Making the Sabbath Work” August 25, 2019

“Making the Sabbath Work”

Jeremiah 1:4-10

Hebrews 12:18-29

Luke 13:10-17


Does anyone remember the movie called “A Funny Thing Happened on the Way to the Forum”? It was based on the 1962 Broadway hit by the same name. I never had the chance to see it, but I do remember that Stephen Sondheim wrote the music and lyrics and it had an all-star cast. It was a situation comedy involving slaves and kings and senators in ancient Rome. But even though I never saw “A Funny Thing..” I remember it because it became such a common expression. Everyone had their own take on this catchy phrase: “A funny thing happened on the way to the grocery store,” or, “A funny thing happened on the way to the airport” – these might be stories that I could blab about today. But it is the gospel text from Luke that made me think of this. In a way, the story of “healing of the Sabbath” could fall under the category of “A funny thing happened on the way to the temple.”

In fact, we could say that to be true about the bulk of Jesus’ ministry, because it seems like whenever he showed up, things happened that got people’s attention. (vs 10) reads Jesus was teaching in one of the synagogues on the Sabbath. Not a big deal, right? I mean, in those days there were priests and such assigned to the temple, but just about anyone could get up and read to the congregation. There wasn’t a designated “preacher,” you could say. Bu these speakers were under the watchful eye of the chief priest. It was understood that everyone knew the rules and you don’t break the rules. The rest of the story you have just heard: Jesus spotted a woman bent over with what was probably advanced   rheumatoid arthritis. He had compassion for her – which Jesus seemed to do a lot – he healed her, and that’s when the trouble began. (vs 14) The synagogue leader, incensed that Jesus had healed on the Sabbath, responded, ‘There are 6 days in which work is permitted. Come and be healed on those days, not on the Sabbath.’ Now, on a side note, I find it amazing that this dude considers the act of miraculous healing a form of work in the first place, but Jesus goes along with it. He explains to them what a bunch of phonies they are for saying such a thing because they technically do “work” on the Sabbath all the time. The priest doesn’t have much to say and the people in the temple are tickled pink. And so, the story ends, a point is made, and a lesson is learned.

That really should be the end of it, but the beauty of the gospels and what makes them fascinating is the fact that too often the answers we find will almost always lead us to a different question. This time around, I ran into the question of, “What is the Sabbath and what does it have to do with Sundays and going to church? It got me to thinking about this thing called the Sabbath and made me realize that I don’t give it a whole lot of thought. Is it just another one of the commandments that seems to have just gotten lost somehow? I’m afraid so.

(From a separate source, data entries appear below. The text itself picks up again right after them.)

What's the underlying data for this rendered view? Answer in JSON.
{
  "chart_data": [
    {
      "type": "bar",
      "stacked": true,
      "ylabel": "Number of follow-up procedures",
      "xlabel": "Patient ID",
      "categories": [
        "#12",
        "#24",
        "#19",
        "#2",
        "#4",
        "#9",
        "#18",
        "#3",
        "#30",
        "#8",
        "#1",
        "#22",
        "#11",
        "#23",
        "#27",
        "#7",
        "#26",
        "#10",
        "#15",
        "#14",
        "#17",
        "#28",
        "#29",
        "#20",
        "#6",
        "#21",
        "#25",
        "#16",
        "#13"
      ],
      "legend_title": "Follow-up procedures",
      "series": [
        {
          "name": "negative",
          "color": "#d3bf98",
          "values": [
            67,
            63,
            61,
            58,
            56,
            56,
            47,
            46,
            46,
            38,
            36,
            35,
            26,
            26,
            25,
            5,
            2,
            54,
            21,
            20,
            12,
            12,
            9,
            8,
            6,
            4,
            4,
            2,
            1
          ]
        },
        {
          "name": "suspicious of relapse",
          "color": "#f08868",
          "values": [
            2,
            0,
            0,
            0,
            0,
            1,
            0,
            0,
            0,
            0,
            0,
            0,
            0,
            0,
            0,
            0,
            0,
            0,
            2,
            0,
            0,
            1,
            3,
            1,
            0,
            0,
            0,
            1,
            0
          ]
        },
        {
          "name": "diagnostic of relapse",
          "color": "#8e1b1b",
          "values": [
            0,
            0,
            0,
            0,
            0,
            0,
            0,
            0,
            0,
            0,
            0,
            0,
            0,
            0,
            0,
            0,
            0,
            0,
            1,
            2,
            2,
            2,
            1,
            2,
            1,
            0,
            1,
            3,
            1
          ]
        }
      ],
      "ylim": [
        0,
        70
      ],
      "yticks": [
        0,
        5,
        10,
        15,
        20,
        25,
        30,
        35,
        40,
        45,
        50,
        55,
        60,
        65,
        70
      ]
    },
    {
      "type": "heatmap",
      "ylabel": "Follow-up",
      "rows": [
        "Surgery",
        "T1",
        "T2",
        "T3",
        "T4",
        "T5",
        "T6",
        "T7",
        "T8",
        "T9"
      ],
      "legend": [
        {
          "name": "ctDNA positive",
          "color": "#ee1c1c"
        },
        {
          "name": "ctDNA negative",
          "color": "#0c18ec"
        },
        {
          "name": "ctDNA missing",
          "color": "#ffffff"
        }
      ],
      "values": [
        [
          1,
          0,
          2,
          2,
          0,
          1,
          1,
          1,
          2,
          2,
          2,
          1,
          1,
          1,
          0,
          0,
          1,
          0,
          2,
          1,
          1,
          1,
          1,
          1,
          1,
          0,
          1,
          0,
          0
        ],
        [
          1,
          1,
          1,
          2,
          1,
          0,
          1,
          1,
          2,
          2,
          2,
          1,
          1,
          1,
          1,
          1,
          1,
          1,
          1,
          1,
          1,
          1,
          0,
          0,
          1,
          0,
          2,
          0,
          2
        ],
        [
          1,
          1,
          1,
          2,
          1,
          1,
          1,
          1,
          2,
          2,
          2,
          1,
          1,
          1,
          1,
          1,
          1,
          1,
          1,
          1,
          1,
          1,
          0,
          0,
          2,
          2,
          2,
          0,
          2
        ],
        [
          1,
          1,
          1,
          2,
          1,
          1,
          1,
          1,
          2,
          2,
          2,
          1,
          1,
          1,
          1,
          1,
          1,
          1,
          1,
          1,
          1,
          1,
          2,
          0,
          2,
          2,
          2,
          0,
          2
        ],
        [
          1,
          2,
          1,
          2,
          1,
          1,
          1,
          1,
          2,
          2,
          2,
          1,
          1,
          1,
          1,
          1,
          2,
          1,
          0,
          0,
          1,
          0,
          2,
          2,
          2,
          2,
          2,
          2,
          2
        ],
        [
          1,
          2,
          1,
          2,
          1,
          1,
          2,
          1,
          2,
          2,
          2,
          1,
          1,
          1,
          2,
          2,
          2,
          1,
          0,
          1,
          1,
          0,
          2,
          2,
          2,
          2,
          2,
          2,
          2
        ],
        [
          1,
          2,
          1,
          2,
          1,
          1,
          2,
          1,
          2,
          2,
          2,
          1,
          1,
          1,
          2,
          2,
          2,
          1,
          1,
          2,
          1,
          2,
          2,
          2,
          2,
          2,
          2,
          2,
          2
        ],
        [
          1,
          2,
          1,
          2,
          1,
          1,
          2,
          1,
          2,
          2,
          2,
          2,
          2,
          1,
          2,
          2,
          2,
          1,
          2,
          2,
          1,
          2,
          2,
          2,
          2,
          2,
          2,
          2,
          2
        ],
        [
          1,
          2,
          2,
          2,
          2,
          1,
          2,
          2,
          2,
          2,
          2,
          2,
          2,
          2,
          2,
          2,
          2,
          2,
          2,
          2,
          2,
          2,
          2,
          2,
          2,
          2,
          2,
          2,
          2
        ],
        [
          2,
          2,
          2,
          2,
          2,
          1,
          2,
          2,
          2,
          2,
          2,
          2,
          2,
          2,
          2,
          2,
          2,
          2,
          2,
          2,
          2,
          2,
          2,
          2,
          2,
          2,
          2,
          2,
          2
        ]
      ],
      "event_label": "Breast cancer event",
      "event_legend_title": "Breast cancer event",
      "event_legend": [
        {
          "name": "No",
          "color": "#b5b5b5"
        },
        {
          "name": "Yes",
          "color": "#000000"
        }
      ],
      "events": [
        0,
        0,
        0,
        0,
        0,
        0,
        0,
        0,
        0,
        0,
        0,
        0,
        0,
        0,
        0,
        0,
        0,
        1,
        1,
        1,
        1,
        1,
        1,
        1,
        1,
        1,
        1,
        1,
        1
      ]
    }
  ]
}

It’s true – let’s face it, the Sabbath isn’t a word that gets kicked around much anymore. Some folks take a sabbatical, usually from academic teaching or long term pastoring. Come to think of it, the only folks I have heard use the word have been pastors; saying things like, “No, I can’t do that on Monday, it’s my Sabbath.” And maybe they have something there. Because the Sabbath goes beyond taking a day off – it is a day of rest, sure; but it’s a day to be dedicated to the Lord. My first thought is “that’s easier said than done.” But what if? What if we were able to get into this ancient habit not because we’re supposed to, but because we want to? What if we found real and genuine healing and peace through the practice of spending on day a week seeking to be in the presence of God? Now I’m just laying this idea out there…but what if. I’d like to close with the words of Isaiah that made the idea of a Sabbath sound like a discipline that could turn our world around. (Is 58:13-14)

If you stop trampling the Sabbath,
stop doing whatever you want on my holy day,
and consider the Sabbath a delight,
sacred to the Lord, honored,
and honor it instead of doing things your way,
seeking what you want and doing business as usual,
14     then you will take delight in the Lord.
I will let you ride on the heights of the earth;
I will sustain you with the heritage of your ancestor Jacob.
The mouth of the Lord has spoken.

Then you will take delight in the Lord. Isn’t that what we all want? So, my thoughts today are let’s consider this thing called the Sabbath. Let’s consider what it might mean to us in our journey of faith. I think we will find that honoring the Sabbath is not the same thing as going to church once a week. Let’s make the Sabbath work. Let’s make the Sabbath work, because I have a feeling once we start, it’s the kind of work that we won’t be able to get enough of.